Question

A lead ball and a rubber ball having the same mass, strike normally on a smooth vertical wall with the same velocity. The lead ball falls down after striking but the rubber ball bounces back. Then:
A. Momentum of lead ball is greater than that of rubber ball
B. Momentum of rubber ball is greater than that of lead ball
C. The rubber ball suffers a greater change in momentum as compared to the lead ball
D. Both the balls suffer an equal change in momentum

Answer 1

- Hint: We are given that both the lead and rubber ball are striking the wall with the same velocity, and one of them falls straight down while the other bounces right back. In other words, the only difference between them is their final velocities, and their final moments. So, calculate the initial and final momenta of both the lead and rubber balls to see if we can rule out the first two options, and subsequently calculate their change in momenta, which we can use to check for the last two options.

Formula Used:
Change in momentum $\Delta p = p_i -p_f$ where, $p_i$ is the initial momentum and $p_f$ is the final momentum of a body.

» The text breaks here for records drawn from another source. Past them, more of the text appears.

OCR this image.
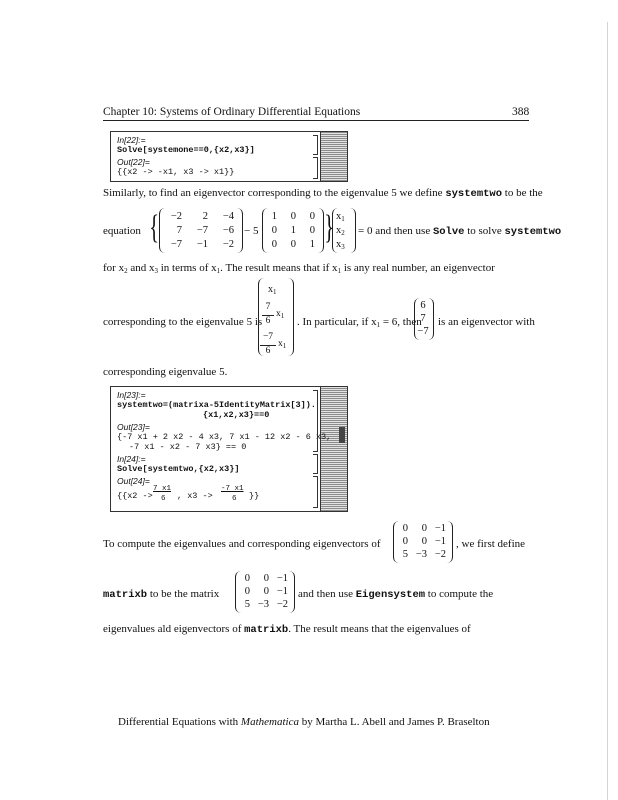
Chapter 10: Systems of Ordinary Differential Equations	388
In[22]:=
Solve[systemone==0,{x2,x3}]
Out[22]=
{{x2 -> -x1, x3 -> x1}}
Similarly, to find an eigenvector corresponding to the eigenvalue 5 we define systemtwo to be the
equation {	−2	2	−4
7	−7	−6
−7	−1	−2
− 5
1	0	0
0	1	0
0	0	1 } $x_1$
$x_2$
$x_3$
= 0 and then use Solve to solve systemtwo
for $x_2$ and $x_3$ in terms of $x_1$. The result means that if $x_1$ is any real number, an eigenvector
corresponding to the eigenvalue 5 is
$x_1$
7
6
$x_1$
−7
6
$x_1$
. In particular, if $x_1 = 6$, then
6
7
−7
is an eigenvector with
corresponding eigenvalue 5.
In[23]:=
systemtwo=(matrixa-5IdentityMatrix[3]).
{x1,x2,x3}==0
Out[23]=
{-7 x1 + 2 x2 - 4 x3, 7 x1 - 12 x2 - 6 x3,
-7 x1 - x2 - 7 x3} == 0
In[24]:=
Solve[systemtwo,{x2,x3}]
Out[24]=
{{x2 ->
7 x1
6 , x3 ->
-7 x1
6 }}
To compute the eigenvalues and corresponding eigenvectors of
0	0 −1
0	0 −1
5 −3 −2
, we first define
matrixb to be the matrix
0	0 −1
0	0 −1
5 −3 −2
and then use Eigensystem to compute the
eigenvalues ald eigenvectors of matrixb. The result means that the eigenvalues of
Differential Equations with Mathematica by Martha L. Abell and James P. Braselton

Complete step-by-step solution
Let us deconstruct the question for an easier understanding. So, let us try and think of this problem in the context of momenta.
Let the mass of the lead ball and the rubber ball be $m_{lead} = m_{rubber} = m$
They both strike the wall with the same velocities $u_{lead} = u_{rubber} = u$
Their initial momenta will be $p_{i_{lead}} = p_{i_{rubber}} = mu$ each.
What happened now is different for each.
The lead ball is said to fall down upon impact $\Rightarrow$ its final velocity $v_{lead} = 0$
The final momentum of the
Whereas, the rubber ball bounces back with the same impact velocity $\Rightarrow v_{rubber} = u_{rubber} = u$ but in the opposite direction, $\Rightarrow v_{rubber} = -u$
Their final momenta will be $p_{f_{lead}} = 0$ and $p_{f_{rubber}} =-mu$ respectively.
The negative sign indicates that since it bounced back the momentum was directed opposite to the incident motion.
Change in momentum is given as the difference between the initial and final momentum.
Therefore, the change in momentum for lead ball $\Delta p_{lead} = mu – 0 = mu$
And the change in momentum for the rubber ball $\Delta p_{rubber} = mu –(-mu) = 2mu$
Thus, the correct choice would be C. The rubber ball suffers a greater change in momentum as compared to the lead ball.

Note: Do not forget to account for the signs to indicate change in direction, since momentum is ultimately a vector quantity whose magnitude and direction are co-dependent.
A consequence of change in momenta is the impulse produced. In a collision, an object experiences a force F for a given amount of time that results in the object undergoing a change in velocity. The impulse experienced by an object is always equal to the change in its momentum. Quantitatively, we can summarize this as:
Impulse $I = F \times t \Rightarrow m\Delta v = F \times t$.
For example, when you hit a ball with a bat, you apply a force for a short period of time which causes a sufficient change in momentum in the ball via the force applied by the bat.
This is called the impulse-momentum change theorem.